You're Going to do What?

>> Thursday, February 22, 2018

As the days of John’s life dwindled, we discussed everything. A romantic walk along the river could instantly turn into a discussion about cremation. A meal at the table was sidetracked with his question, “How do you feel about me dying?” 

So I shouldn’t have been surprised. 

Some background. When we built this house, we had a say in everything. John was very specific about his office. It had a large window to enable him to see the fireplace in the living room and the fire pit on the patio. The cupboards, the countertop around two walls, the lighting…he designed it all. 

It was the middle of the night, when suddenly he’s talking. His voice woke me with a question. “What are you going to do with my office?” 

“John, it’s the middle of the night.”

“I’ve been laying here awake for hours wondering. I designed that office for me. So what are you going to do with it?”

“I’m going to paint it pink. Go to sleep.”

“Joy, I’m serious. What do you think you will use it for?”

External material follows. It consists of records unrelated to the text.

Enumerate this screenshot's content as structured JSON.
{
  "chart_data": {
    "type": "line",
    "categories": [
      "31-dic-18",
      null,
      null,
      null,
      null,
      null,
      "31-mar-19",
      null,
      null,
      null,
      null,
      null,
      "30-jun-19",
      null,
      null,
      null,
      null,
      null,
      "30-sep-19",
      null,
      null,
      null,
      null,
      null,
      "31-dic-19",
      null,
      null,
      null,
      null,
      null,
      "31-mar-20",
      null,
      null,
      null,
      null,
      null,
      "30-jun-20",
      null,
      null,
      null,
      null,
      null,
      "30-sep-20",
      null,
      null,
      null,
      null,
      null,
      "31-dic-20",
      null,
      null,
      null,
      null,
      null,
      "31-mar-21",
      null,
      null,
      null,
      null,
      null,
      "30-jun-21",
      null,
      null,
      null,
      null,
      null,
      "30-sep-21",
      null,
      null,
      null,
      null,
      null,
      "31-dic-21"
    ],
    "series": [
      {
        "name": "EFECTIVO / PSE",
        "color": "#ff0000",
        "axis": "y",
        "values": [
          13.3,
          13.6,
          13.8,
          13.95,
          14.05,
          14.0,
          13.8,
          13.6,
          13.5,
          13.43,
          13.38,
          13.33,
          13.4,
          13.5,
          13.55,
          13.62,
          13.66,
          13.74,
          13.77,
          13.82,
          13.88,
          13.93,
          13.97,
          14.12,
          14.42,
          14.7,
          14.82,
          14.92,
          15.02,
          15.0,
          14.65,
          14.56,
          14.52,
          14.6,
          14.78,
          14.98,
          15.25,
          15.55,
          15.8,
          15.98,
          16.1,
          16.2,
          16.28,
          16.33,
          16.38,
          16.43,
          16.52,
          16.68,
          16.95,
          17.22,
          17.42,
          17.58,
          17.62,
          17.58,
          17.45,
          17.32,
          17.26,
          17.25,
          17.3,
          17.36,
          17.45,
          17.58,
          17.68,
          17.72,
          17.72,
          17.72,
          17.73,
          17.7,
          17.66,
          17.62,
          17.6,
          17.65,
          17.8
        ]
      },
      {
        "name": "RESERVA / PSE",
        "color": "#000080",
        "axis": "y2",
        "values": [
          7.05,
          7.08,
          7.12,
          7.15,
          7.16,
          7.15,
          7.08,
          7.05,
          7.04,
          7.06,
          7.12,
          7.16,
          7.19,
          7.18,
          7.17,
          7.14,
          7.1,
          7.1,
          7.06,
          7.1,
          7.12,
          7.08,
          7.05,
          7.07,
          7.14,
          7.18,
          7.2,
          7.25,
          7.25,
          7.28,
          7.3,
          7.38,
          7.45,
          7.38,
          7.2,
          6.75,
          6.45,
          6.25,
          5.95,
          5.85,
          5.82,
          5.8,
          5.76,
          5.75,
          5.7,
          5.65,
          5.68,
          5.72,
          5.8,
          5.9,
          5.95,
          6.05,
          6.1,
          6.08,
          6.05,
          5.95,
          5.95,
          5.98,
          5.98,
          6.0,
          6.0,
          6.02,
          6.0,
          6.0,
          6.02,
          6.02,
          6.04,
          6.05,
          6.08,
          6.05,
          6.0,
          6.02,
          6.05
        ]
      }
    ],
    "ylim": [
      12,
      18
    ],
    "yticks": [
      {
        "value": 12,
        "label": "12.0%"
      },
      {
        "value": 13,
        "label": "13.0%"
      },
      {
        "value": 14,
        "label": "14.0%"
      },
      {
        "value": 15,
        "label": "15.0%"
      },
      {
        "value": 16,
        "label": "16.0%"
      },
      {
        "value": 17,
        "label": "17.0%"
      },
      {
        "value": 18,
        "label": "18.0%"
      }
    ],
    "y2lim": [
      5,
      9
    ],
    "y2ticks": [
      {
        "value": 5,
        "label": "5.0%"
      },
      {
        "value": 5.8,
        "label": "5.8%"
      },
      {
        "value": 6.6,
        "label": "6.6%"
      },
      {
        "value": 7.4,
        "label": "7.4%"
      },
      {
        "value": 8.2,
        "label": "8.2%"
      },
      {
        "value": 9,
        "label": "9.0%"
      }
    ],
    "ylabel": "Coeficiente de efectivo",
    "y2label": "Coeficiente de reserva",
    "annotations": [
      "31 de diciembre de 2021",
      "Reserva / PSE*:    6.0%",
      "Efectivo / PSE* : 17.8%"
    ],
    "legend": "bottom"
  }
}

“I haven’t even thought about it, so give me some time. Now go to sleep.”

“Okay, a few days.”

A few days later I told him I would turn his office into my financial office, paying the bills, etc. I would also use it for my Bible study room.

He was satisfied. 

Last week I got serious about making his office my own. That was a huge endeavor. Some of his stuff was permanently removed. Other materials were moved to the garage. An under-the-counter file cabinet had been purchased. I now could file the current year in the built-in drawer and use the under-the-counter one for the previous year (Income tax time was upon me). Hanging folders and 1/3 cut files were purchased and marked. Then came the filing that hadn’t really been done for an unspecified time.

Side note: the bottom drawer of the new file cabinet kept sliding open. I would shut it and a few hours later as I passed by the doorway I could see the drawer had come open again.

“John, stop messing with me. I’m doing what I said.”

I completed the renovation two days ago. The file cabinet has stayed closed. But I digress. 

In talking with my daughter one day, she asked, “So what are you going to do to have some pink in your office? You told him you would.” 

I instantly thought of a pink cube that I have no idea what to call it, but one of his motorcycle buddies designed it and had given it to him. It’s similar to a Rubik cube, but just has various protrusions and holes. And I knew right where it was.

It now graces a shelf in my office as a reminder of that middle of night conversation.